その言葉に、萌香は顔を赤くし、思わず身を震わせた。

「おまけ…?」

いさなが眉をひそめて尋ねると、神様はニヤけながら言った。

「うん、そう!あのお願い、ちょっと神様的には“うーん”って感じだったんだよね。でも、まあ、それでも君たちの力になりたかったからさ。だから、ついでに“ちょっとした副作用”を加えちゃったんだよ!」

その言葉に、萌香はますます赤くなった。

「副作用って…どういう意味ですか?」

いさなの質問に、神様は少しだけ大げさに肩をすくめた。

「まぁね、力を与えるのはいいんだけど、どうしても人間の体が追いつかないことがあるんだよ。で、君の身体がその影響を受けてしまったんだ、萌香ちゃん。」

萌香は言葉に詰まり、恥ずかしさから顔をさらに隠したくなったが、神様はまるで何も気にしていない様子で続けた。

「でも大丈夫!君が最初にお願いしたとき、僕はちゃんと助けてくれるよって約束しただろ?だから、安心して!その副作用も、ちょっとだけ気をつければすぐに収まるよ。」

神様は満面の笑みを浮かべて、何も問題がないかのように言った。

「本当に…?」

萌香は疑念の目を向けつつも、少し安堵した様子で聞いた。

「うん!それに、君たちがアーティファクトを集めるのに困ったら、僕がまた力を貸してあげるよ。」

神様はにっこりと微笑んで、また少しニヤけた顔を見せた。いさなは神様の表情に少し不安を感じながらも、どこか謎めいたものを感じ取っていた。
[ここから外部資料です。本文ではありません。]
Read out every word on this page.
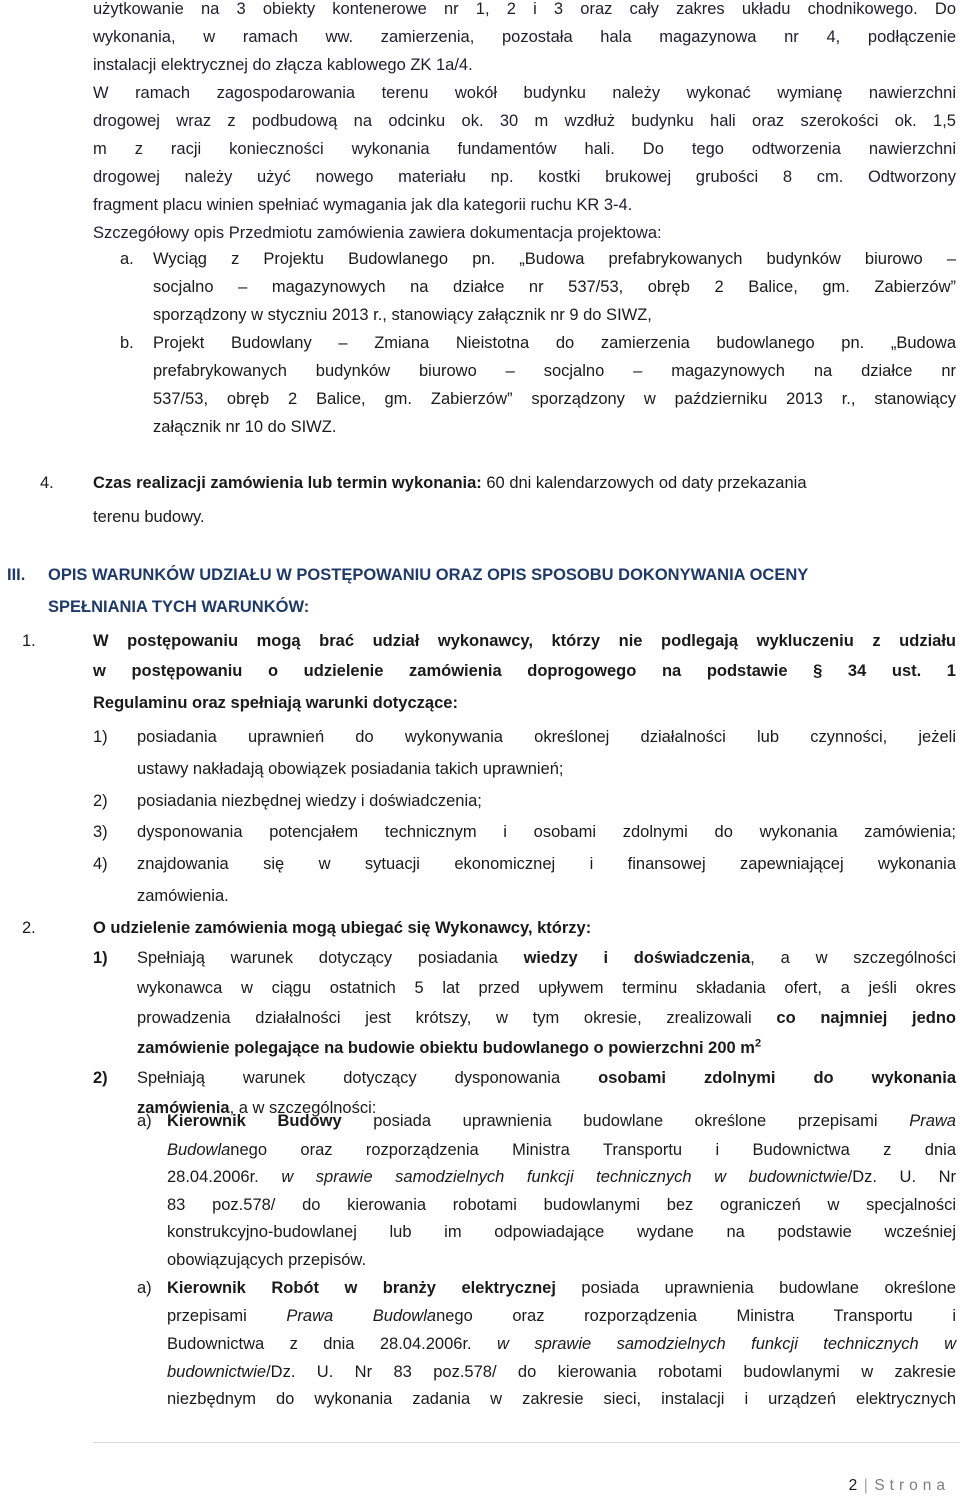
użytkowanie na 3 obiekty kontenerowe nr 1, 2 i 3 oraz cały zakres układu chodnikowego. Do
wykonania, w ramach ww. zamierzenia, pozostała hala magazynowa nr 4, podłączenie
instalacji elektrycznej do złącza kablowego ZK 1a/4.
W ramach zagospodarowania terenu wokół budynku należy wykonać wymianę nawierzchni
drogowej wraz z podbudową na odcinku ok. 30 m wzdłuż budynku hali oraz szerokości ok. 1,5
m z racji konieczności wykonania fundamentów hali. Do tego odtworzenia nawierzchni
drogowej należy użyć nowego materiału np. kostki brukowej grubości 8 cm. Odtworzony
fragment placu winien spełniać wymagania jak dla kategorii ruchu KR 3-4.
Szczegółowy opis Przedmiotu zamówienia zawiera dokumentacja projektowa:
a.	Wyciąg z Projektu Budowlanego pn. „Budowa prefabrykowanych budynków biurowo –
socjalno – magazynowych na działce nr 537/53, obręb 2 Balice, gm. Zabierzów”
sporządzony w styczniu 2013 r., stanowiący załącznik nr 9 do SIWZ,
b.	Projekt Budowlany – Zmiana Nieistotna do zamierzenia budowlanego pn. „Budowa
prefabrykowanych budynków biurowo – socjalno – magazynowych na działce nr
537/53, obręb 2 Balice, gm. Zabierzów” sporządzony w październiku 2013 r., stanowiący
załącznik nr 10 do SIWZ.
4.	Czas realizacji zamówienia lub termin wykonania: 60 dni kalendarzowych od daty przekazania
terenu budowy.
III.	OPIS WARUNKÓW UDZIAŁU W POSTĘPOWANIU ORAZ OPIS SPOSOBU DOKONYWANIA OCENY
SPEŁNIANIA TYCH WARUNKÓW:
1.	W postępowaniu mogą brać udział wykonawcy, którzy nie podlegają wykluczeniu z udziału
w postępowaniu o udzielenie zamówienia doprogowego na podstawie § 34 ust. 1
Regulaminu oraz spełniają warunki dotyczące:
1)	posiadania uprawnień do wykonywania określonej działalności lub czynności, jeżeli
ustawy nakładają obowiązek posiadania takich uprawnień;
2)	posiadania niezbędnej wiedzy i doświadczenia;
3)	dysponowania potencjałem technicznym i osobami zdolnymi do wykonania zamówienia;
4)	znajdowania się w sytuacji ekonomicznej i finansowej zapewniającej wykonania
zamówienia.
2.	O udzielenie zamówienia mogą ubiegać się Wykonawcy, którzy:
1)	Spełniają warunek dotyczący posiadania wiedzy i doświadczenia, a w szczególności
wykonawca w ciągu ostatnich 5 lat przed upływem terminu składania ofert, a jeśli okres
prowadzenia działalności jest krótszy, w tym okresie, zrealizowali co najmniej jedno
zamówienie polegające na budowie obiektu budowlanego o powierzchni 200 $m^2$
2)	Spełniają warunek dotyczący dysponowania osobami zdolnymi do wykonania
zamówienia, a w szczególności:
a) Kierownik Budowy posiada uprawnienia budowlane określone przepisami Prawa
Budowlanego oraz rozporządzenia Ministra Transportu i Budownictwa z dnia
28.04.2006r. w sprawie samodzielnych funkcji technicznych w budownictwie/Dz. U. Nr
83 poz.578/ do kierowania robotami budowlanymi bez ograniczeń w specjalności
konstrukcyjno-budowlanej lub im odpowiadające wydane na podstawie wcześniej
obowiązujących przepisów.
a) Kierownik Robót w branży elektrycznej posiada uprawnienia budowlane określone
przepisami Prawa Budowlanego oraz rozporządzenia Ministra Transportu i
Budownictwa z dnia 28.04.2006r. w sprawie samodzielnych funkcji technicznych w
budownictwie/Dz. U. Nr 83 poz.578/ do kierowania robotami budowlanymi w zakresie
niezbędnym do wykonania zadania w zakresie sieci, instalacji i urządzeń elektrycznych
2 | Strona
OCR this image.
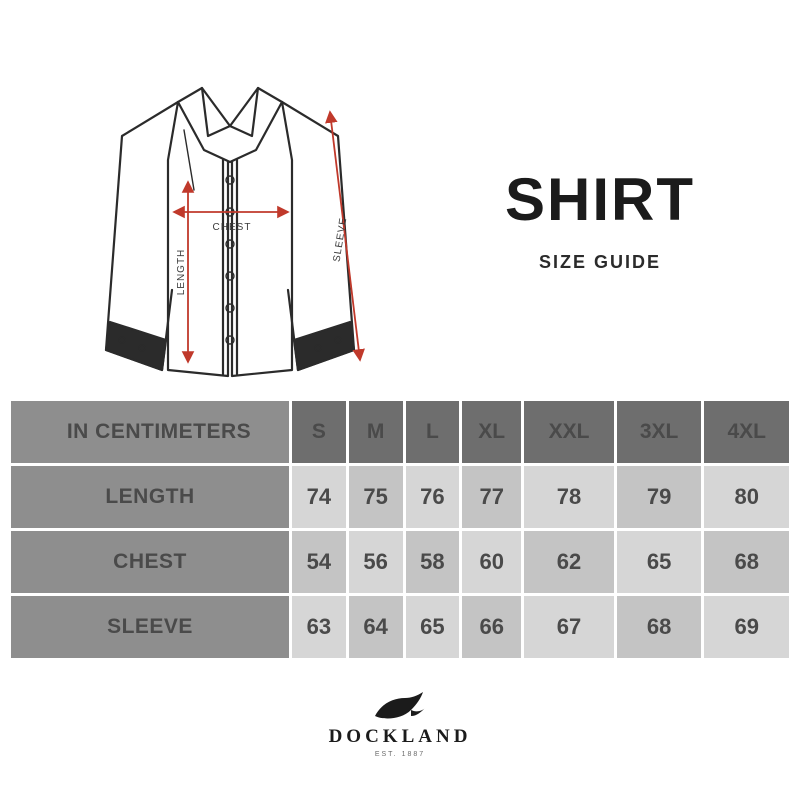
CHEST
LENGTH
SLEEVE
SHIRT
SIZE GUIDE
IN CENTIMETERS	S	M	L	XL	XXL	3XL	4XL
LENGTH	74	75	76	77	78	79	80
CHEST	54	56	58	60	62	65	68
SLEEVE	63	64	65	66	67	68	69
DOCKLAND
EST. 1887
「でも、神様。君がこんなに明るくておおらかだと、どうしてもあまり信じられない部分があるんだけど…」

いさなが言うと、神様はさらにニヤっとした笑顔を浮かべ、肩をすくめた。

「そうだろうね!だって、僕だってただの“神様”なんだよ、特別に怖い存在じゃないから、もっと気楽に接してくれたらいいんだよ!」

その言葉に、いさなは少し心が軽くなった気がした。

「それで、萌香の…失禁のことについてはどうすれば?」

いさなが少し不安げに尋ねると、神様は真剣な顔になり、しばらく黙ってから答えた。

「うーん、こればかりは僕でも完全に直すことはできないけど…君の願いは強かったから、その力が少し強すぎたんだ。だけど、少しだけ工夫すれば、収まるはずだよ。」

神様は再び笑顔になり、手をひらひらと振ってみせた。

「とにかく、これからも頑張って!君たちならきっとアーティファクトを集めて、東京に帰る方法を見つけられるよ!」

そう言うと、神様はまたニヤけた顔を浮かべながら、空へと昇っていった。